In the present study, the long-term quitters had the highest prevalence of diabetes mellitus, hypertension, and cardiovascular disease. This was similar to the findings of the Singapore Chinese Health Study.18 No significantly increased risk was observed for long-term quitters and the excess risk decreased to the level of never smokers. The result was the same as found in other studies, namely that a greater number of years since quitting were associated with a reduction in all-cause mortality.18,20 The risk of new smokers did not reach the highest risk of continuing smokers, which could be due to the shorter smoking time. In the Nurses’ Health Study, the earlier the current smokers started smoking, the more hazards they encountered.20 In addition, new quitters had a significant 19% risk reduction in all-cause mortality. In the Singapore Chinese Health study, new quitters had the same 16% reduction in all-cause mortality.18 In the study of 1494 Chinese participants described earlier, new quitters who had stopped smoking for 2–7 years had an 11% reduction in all-cause mortality.24 Therefore, our findings were consistent with those of these two studies.18,24 Smoking cessation is associated with significant reduction of mortality risk within approximately 6 years.

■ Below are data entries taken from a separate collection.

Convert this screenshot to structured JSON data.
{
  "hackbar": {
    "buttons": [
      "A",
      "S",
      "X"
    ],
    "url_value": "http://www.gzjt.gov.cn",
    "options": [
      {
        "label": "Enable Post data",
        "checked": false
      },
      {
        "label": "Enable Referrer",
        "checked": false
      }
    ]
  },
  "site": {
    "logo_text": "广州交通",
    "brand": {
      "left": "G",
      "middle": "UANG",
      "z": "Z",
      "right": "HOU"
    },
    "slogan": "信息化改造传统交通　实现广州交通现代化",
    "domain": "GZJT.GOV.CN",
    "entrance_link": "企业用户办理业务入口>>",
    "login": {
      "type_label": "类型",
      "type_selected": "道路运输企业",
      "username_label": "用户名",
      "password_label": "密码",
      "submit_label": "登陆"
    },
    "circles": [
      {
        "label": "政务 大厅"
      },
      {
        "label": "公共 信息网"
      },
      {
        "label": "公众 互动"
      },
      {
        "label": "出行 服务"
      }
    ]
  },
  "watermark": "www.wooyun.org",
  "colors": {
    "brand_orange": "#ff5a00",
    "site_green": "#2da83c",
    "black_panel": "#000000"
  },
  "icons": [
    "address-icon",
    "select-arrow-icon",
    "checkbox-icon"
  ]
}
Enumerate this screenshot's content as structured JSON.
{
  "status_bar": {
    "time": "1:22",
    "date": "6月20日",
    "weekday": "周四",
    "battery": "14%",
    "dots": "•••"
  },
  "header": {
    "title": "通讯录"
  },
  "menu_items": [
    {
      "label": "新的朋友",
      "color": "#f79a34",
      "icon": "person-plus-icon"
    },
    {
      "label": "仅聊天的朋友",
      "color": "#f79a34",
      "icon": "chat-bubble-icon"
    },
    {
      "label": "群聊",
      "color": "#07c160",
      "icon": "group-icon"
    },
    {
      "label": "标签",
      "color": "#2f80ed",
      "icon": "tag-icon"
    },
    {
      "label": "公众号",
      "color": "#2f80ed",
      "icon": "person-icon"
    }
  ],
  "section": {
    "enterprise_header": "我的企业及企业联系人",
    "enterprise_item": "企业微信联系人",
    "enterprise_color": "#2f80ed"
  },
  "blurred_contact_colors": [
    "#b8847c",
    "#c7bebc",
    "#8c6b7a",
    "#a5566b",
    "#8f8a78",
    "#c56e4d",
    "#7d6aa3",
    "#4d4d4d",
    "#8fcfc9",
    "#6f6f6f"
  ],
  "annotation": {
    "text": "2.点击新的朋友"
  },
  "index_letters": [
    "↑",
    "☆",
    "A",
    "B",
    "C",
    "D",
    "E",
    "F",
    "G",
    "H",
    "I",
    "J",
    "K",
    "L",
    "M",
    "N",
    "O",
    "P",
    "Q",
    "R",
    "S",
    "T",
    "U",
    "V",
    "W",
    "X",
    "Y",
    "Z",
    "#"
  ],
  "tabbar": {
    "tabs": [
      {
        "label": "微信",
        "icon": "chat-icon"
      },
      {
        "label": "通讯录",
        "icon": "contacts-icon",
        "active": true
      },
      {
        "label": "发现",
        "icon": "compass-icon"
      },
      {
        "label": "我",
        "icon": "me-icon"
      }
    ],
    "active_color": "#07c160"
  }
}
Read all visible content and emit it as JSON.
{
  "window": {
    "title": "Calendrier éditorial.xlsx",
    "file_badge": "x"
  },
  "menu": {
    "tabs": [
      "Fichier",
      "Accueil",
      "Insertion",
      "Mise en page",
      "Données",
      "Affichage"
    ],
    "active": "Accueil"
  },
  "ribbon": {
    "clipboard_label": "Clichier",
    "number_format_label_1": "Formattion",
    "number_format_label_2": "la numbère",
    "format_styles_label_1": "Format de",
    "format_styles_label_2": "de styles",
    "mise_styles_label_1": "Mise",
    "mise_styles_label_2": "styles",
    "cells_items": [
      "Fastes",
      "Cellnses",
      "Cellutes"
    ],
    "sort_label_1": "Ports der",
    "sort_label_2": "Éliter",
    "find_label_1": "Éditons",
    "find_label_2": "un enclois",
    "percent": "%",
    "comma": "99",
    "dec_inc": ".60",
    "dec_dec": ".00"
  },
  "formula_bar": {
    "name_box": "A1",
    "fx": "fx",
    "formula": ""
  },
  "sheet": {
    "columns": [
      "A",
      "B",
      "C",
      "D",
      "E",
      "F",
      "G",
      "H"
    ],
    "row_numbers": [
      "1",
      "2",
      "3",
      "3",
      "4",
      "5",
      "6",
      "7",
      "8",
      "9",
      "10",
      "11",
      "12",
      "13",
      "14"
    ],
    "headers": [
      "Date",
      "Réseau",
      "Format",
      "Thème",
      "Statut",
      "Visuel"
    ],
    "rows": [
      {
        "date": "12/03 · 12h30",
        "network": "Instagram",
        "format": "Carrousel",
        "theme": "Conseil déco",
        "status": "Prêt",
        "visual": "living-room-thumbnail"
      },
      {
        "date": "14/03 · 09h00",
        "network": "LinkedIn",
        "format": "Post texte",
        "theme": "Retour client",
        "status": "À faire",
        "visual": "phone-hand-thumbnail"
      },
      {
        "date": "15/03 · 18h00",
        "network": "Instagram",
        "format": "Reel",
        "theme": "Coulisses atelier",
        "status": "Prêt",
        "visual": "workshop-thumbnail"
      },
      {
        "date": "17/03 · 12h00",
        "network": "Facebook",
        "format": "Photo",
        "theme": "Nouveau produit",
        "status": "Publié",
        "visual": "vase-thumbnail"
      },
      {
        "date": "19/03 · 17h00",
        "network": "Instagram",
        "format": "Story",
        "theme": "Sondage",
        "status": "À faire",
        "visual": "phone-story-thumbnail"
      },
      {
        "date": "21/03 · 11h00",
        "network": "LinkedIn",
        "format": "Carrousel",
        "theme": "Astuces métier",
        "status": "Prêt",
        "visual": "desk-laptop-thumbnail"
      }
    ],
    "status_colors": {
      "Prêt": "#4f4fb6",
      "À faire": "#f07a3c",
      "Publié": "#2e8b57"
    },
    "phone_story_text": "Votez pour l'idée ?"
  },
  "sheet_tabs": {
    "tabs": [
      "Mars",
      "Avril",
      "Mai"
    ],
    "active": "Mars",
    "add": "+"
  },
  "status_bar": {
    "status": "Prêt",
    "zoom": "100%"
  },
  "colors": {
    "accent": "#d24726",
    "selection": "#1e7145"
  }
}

The strengths of this study were the repeated assessments of smoking status and the long-term follow-up in Asian populations, which were genuinely rare in the literature. There were, however, certain limitations. First, the limited number of participants with repeated assessments formed a relatively small sample size that did not allow for additional cause-specific mortality and subgroup analysis. Second, the percentage of the participants who were successfully re-contacted in the follow-up interview was not high, which could lead to selection bias. However, it was not easy to re-contact participants in the real field study after a 6-year time interval. A third limitation was the lack of data on changes in smoking behavior from 1998 to 2008. Fourth, although analyses were adjusted for socio-demographic variables, lifestyles such as dietary patterns and alcohol drinking, and comorbidities such as diabetes mellitus, hypertension, cardiovascular disease, and chronic liver disease, it was the limitation to fully control of physical activity and other smoking-related diseases.
In conclusion, smoking cessation was associated with a significant reduction in mortality risk within approximately 6 years, while no significantly increased risk was observed for long-term quitters. The results show that the smoking-related mortality risk can diminish upon cessation. Hence, smokers should be encouraged to quit smoking as soon as possible.